Perfection, utopia, would be our undoing.
First Published: 1895
Date Reviewed: 21st January 2015
Gathering together various types of people, the time traveller tells them of his plans for a time machine and later his experiences of the year 802701.
The Time Machine was the first science fiction book to feature a machine for time travel. It’s short without seeming so, brimming with messages, and, almost shockingly, impossible to read without taking the author into account. It’s also a very, very, good book.
Told in the same way as More’s Utopia, The Time Machine is the report of a person who was at both gatherings and who provides the details and dialogues from those evenings. This means that you get both a first-hand account and the benefit of various opinions (even if they may not actually be benefits in the literal sense). You do not witness the time traveller’s adventures for yourself, however the story is engrossing all the same as Wells spares no details.
The messages at the heart of the story are about the future of humanity (the moral, emotional, sympathetic kind) and humanity as a society. Also studied is the eradication of the world’s woes, intelligence, and any sort of work. Wells, a socialist, looks at an extreme version of communism and speaks of the shocking consequences, but later draws back a little. It is interesting to note how the time traveller’s perceptions change the longer he spends in the future and how easily he fears a secondary people perhaps, simply, because he just happened to meet the others first. It’s ironic to watch how a man so bent on moving into the future suddenly realises he should have stayed in his own time – it begs the question of whether time travel should remain a fantasy.
There are no aliens in the book, no wars or fights for survival. The book is rather unique except for the very end of the journey. It’s the case that you may have read a lot of futuristic science fiction, but you won’t have come across anything quite like this.
Of special note is the conversation leading up to the time travel discussion during which Wells looks at philosophy, physics, mathematics. Questions are asked, interesting answers as well as supposedly true (I’m no scientist) answers provided, and even if your takeaway will be the future, the physics makes interesting reading.
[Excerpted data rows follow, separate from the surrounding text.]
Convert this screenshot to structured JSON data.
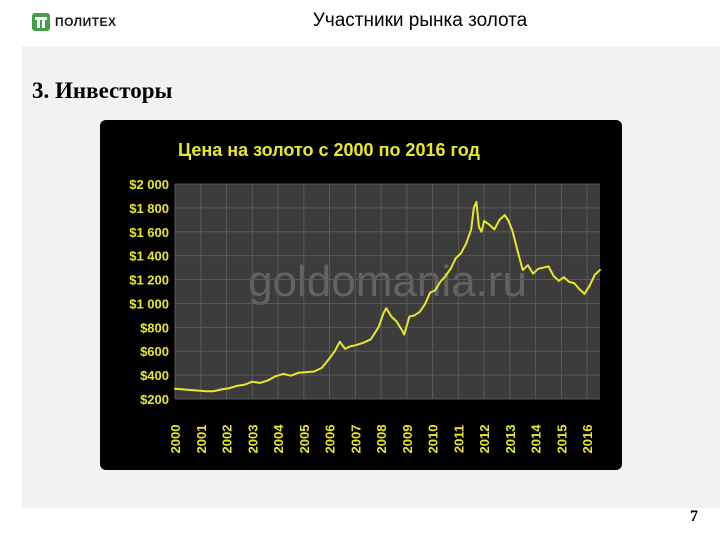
{
  "header": {
    "logo_text": "ПОЛИТЕХ",
    "title": "Участники рынка золота"
  },
  "section": {
    "heading": "3. Инвесторы"
  },
  "page_number": "7",
  "colors": {
    "line": "#e8e82a",
    "title": "#e8e82a",
    "tick_label": "#e8e82a",
    "plot_bg": "#3c3c3c",
    "grid": "#5a5a5a",
    "logo": "#43a047"
  },
  "chart_data": {
    "type": "line",
    "title": "Цена на золото с 2000 по 2016 год",
    "watermark": "goldomania.ru",
    "xlabel": "",
    "ylabel": "",
    "x_categories": [
      "2000",
      "2001",
      "2002",
      "2003",
      "2004",
      "2005",
      "2006",
      "2007",
      "2008",
      "2009",
      "2010",
      "2011",
      "2012",
      "2013",
      "2014",
      "2015",
      "2016"
    ],
    "y_ticks": [
      {
        "value": 200,
        "label": "$200"
      },
      {
        "value": 400,
        "label": "$400"
      },
      {
        "value": 600,
        "label": "$600"
      },
      {
        "value": 800,
        "label": "$800"
      },
      {
        "value": 1000,
        "label": "$1 000"
      },
      {
        "value": 1200,
        "label": "$1 200"
      },
      {
        "value": 1400,
        "label": "$1 400"
      },
      {
        "value": 1600,
        "label": "$1 600"
      },
      {
        "value": 1800,
        "label": "$1 800"
      },
      {
        "value": 2000,
        "label": "$2 000"
      }
    ],
    "ylim": [
      200,
      2000
    ],
    "xlim": [
      2000,
      2016.5
    ],
    "grid": true,
    "legend": "none",
    "series": [
      {
        "x": [
          2000.0,
          2000.3,
          2000.6,
          2000.9,
          2001.2,
          2001.5,
          2001.8,
          2002.1,
          2002.4,
          2002.7,
          2003.0,
          2003.3,
          2003.6,
          2003.9,
          2004.2,
          2004.5,
          2004.8,
          2005.1,
          2005.4,
          2005.7,
          2006.0,
          2006.2,
          2006.4,
          2006.6,
          2006.8,
          2007.0,
          2007.3,
          2007.6,
          2007.9,
          2008.1,
          2008.2,
          2008.4,
          2008.6,
          2008.8,
          2008.9,
          2009.1,
          2009.3,
          2009.5,
          2009.7,
          2009.9,
          2010.1,
          2010.3,
          2010.5,
          2010.7,
          2010.9,
          2011.1,
          2011.3,
          2011.5,
          2011.6,
          2011.7,
          2011.8,
          2011.9,
          2012.0,
          2012.2,
          2012.4,
          2012.6,
          2012.8,
          2012.95,
          2013.1,
          2013.3,
          2013.5,
          2013.7,
          2013.9,
          2014.1,
          2014.3,
          2014.5,
          2014.7,
          2014.9,
          2015.1,
          2015.3,
          2015.5,
          2015.7,
          2015.9,
          2016.1,
          2016.3,
          2016.5
        ],
        "y": [
          285,
          280,
          275,
          270,
          265,
          265,
          280,
          290,
          310,
          320,
          345,
          335,
          355,
          390,
          410,
          395,
          420,
          425,
          430,
          460,
          540,
          600,
          680,
          620,
          640,
          650,
          670,
          700,
          800,
          920,
          960,
          890,
          850,
          780,
          740,
          890,
          900,
          930,
          990,
          1090,
          1110,
          1180,
          1230,
          1290,
          1380,
          1420,
          1500,
          1620,
          1800,
          1850,
          1640,
          1600,
          1690,
          1660,
          1620,
          1700,
          1740,
          1690,
          1610,
          1440,
          1280,
          1320,
          1250,
          1290,
          1300,
          1310,
          1230,
          1190,
          1220,
          1180,
          1170,
          1120,
          1080,
          1150,
          1240,
          1280
        ]
      }
    ]
  }
}
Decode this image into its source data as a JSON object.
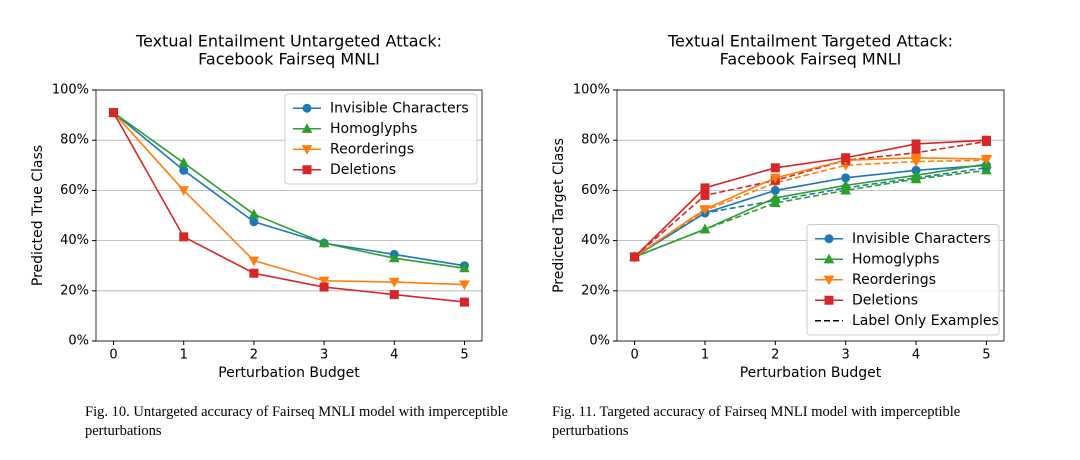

There is fun to be had in the conversation. The Medical Man says ‘our ancestors had no great tolerance for anachronisms’ which he might as well have extended to the present day. Someone points out that investments could be made in the past and the rewards reaped in the present. And there is the fine point made that we already travel in time when we remember past events from our lives.
The Time Machine delves into the future only to long for the past. It portrays a possibility that is as relevant to consider today as it was in the year the book was written, and it looks at the way misunderstandings can occur, even between people who do not exist. It is an excellent work that provides much food for thought and much to study and all this for only a couple of hours of your time – you could visit and return from 802701 in less.
January 28, 2015, 3:52 pm
I am pleased to hear you enjoyed this. I have it on my Classics Club list and I am looking forward to reading it.
January 28, 2015, 4:03 pm
I haven’t read anything by H.G. Wells before. This sounds like something I might like. I do want to read his War of the Worlds at some point.
February 16, 2015, 12:08 pm
Jessica: It’s an excellent choice. Short, granted, so it’s a quick one to strike off, but you end it with plenty to think about.
Literary Feline: My guess would be that you’d like it :) I hadn’t read anything by Wells either and would say it’s a good place to start because you get all the politics and messages but in a short space of time.